Enfin, les font aussi partie des instruments des politiques sociales qui ont permis de réduire considérablement les inégalités durant le 20ème siècle. La gratuité de l’école (ainsi que les bourses afférentes), l’accès au soin quelque soit les niveaux de revenus, le développement des structures d’accueil de la petite enfance sont autant de services publics permettant de réduire les inégalités entre classes sociales et entre genre. Plus récemment et pour accompagner cette politique de services publics, l'Etat a également pu mettre en place des politiques de discrimination positive. Limitées dans le cas de la France (via les ZEP ou la parité en politique) et plutôt récente (à partir des années 1980 et 1990), ces politiques sont beaucoup plus fréquentes et importantes aux Etats-Unis où elles apparaissent comme une réponse aux inégalités sociales et économiques mais également comme une reconnaissance des difficultés er des identités spécifiques à certaines minorités.

Cependant, des inégalités subsistent et l’on peut se demander si les pouvoirs publics interviennent toujours efficacement pour lutter contre les inégalités économiques et sociales.

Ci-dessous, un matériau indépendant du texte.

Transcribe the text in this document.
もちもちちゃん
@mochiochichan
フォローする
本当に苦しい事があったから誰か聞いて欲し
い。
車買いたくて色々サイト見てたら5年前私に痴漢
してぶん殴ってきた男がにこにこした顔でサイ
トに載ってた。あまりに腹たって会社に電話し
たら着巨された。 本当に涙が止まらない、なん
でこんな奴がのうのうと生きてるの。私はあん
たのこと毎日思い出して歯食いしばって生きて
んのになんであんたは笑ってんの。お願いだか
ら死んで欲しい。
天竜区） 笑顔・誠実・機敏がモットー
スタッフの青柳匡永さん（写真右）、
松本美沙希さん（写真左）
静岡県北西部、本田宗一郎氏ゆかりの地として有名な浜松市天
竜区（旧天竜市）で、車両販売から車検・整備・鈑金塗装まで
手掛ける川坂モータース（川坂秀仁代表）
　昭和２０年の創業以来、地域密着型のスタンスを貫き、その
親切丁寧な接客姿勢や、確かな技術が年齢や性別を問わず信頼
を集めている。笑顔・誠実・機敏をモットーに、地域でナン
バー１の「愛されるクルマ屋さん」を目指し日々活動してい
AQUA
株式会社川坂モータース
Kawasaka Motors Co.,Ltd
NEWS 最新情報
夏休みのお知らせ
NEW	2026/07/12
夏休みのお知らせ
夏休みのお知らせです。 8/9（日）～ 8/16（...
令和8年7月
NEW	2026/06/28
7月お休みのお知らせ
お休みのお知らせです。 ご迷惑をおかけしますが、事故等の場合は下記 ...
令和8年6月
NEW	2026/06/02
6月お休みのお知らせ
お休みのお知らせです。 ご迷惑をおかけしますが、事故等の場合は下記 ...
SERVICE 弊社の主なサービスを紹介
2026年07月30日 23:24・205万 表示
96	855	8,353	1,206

En ce qui concerne  les inégalités économiques, comme il a déjà été noté, si le bilan depuis le début du 20ème siècle va dans le sens d’une réduction des inégalités de revenus et de patrimoine, les quatre dernières décennies amènent à très clairement nuancer le propos puisque les inégalités de revenus et de patrimoine ont eu tendance à se creuser depuis les années 1980. Ceci est vrai pour tous les pays développés. On constate d’ailleurs que cela a des conséquences en termes de pauvreté puisque le nombre de pauvres a eu tendance à augmenter sur les décennies 1990 et 2000 comme l’illustre par exemple l’apparition et le développement du vocable d’exclusion en France. Derrière le mot, c’est une réalité qui se diffuse en raison des difficultés de la conjoncture (croissance faible) et des transformations de l’emploi et de la société (précarisation de l’emploi et des cellules familiales) qui fragilisent les individus dans leur intégration économique et sociale. Ceci est d’autant plus vrai que les inégalités sont cumulatives et de plus en plus vécu sous le mode individuel. Comme l’explique U. Beck dans La société du Risque (2000), le chômage de masse et la précarisation de l’emploi rendent plus difficile la constitution de collectif pour faire face à ces difficultés. Pour illustrer son propos, il utilise la métaphore du métro. Les chômeurs sont comme les voyageurs du métro : la plupart passent par le chômage sans vraiment s’installer dans cette situation et les chômeurs de longue durée (qui restent pourtant dans le « wagon »),  très éloignés de l’emploi, n’arrivent pas à faire corps tant la situation est vécue sous le mode de la responsabilité individuelle. Perception renforcée par le traitement administratif du chômage par l’Etat-Providence. Ainsi, la redistribution n’implique pas nécessairement la réduction des inégalités économiques d’autant plus qu’une partie de la redistribution étant horizontale et liée à la protection contre les risques sociaux, elle ne conduit pas nécessairement à une redistribution permettant la réduction des inégalités. En effet, elle implique une solidarité (via des cotisations sociales) entre les individus ayant un emploi et ceux au chômage, entre les actifs et les retraités, entre les bien portants et les malades... Mais cela ne réduit pas forcément les inégalités : par exemple, les pensions de retraite reproduisent les inégalités de salaires.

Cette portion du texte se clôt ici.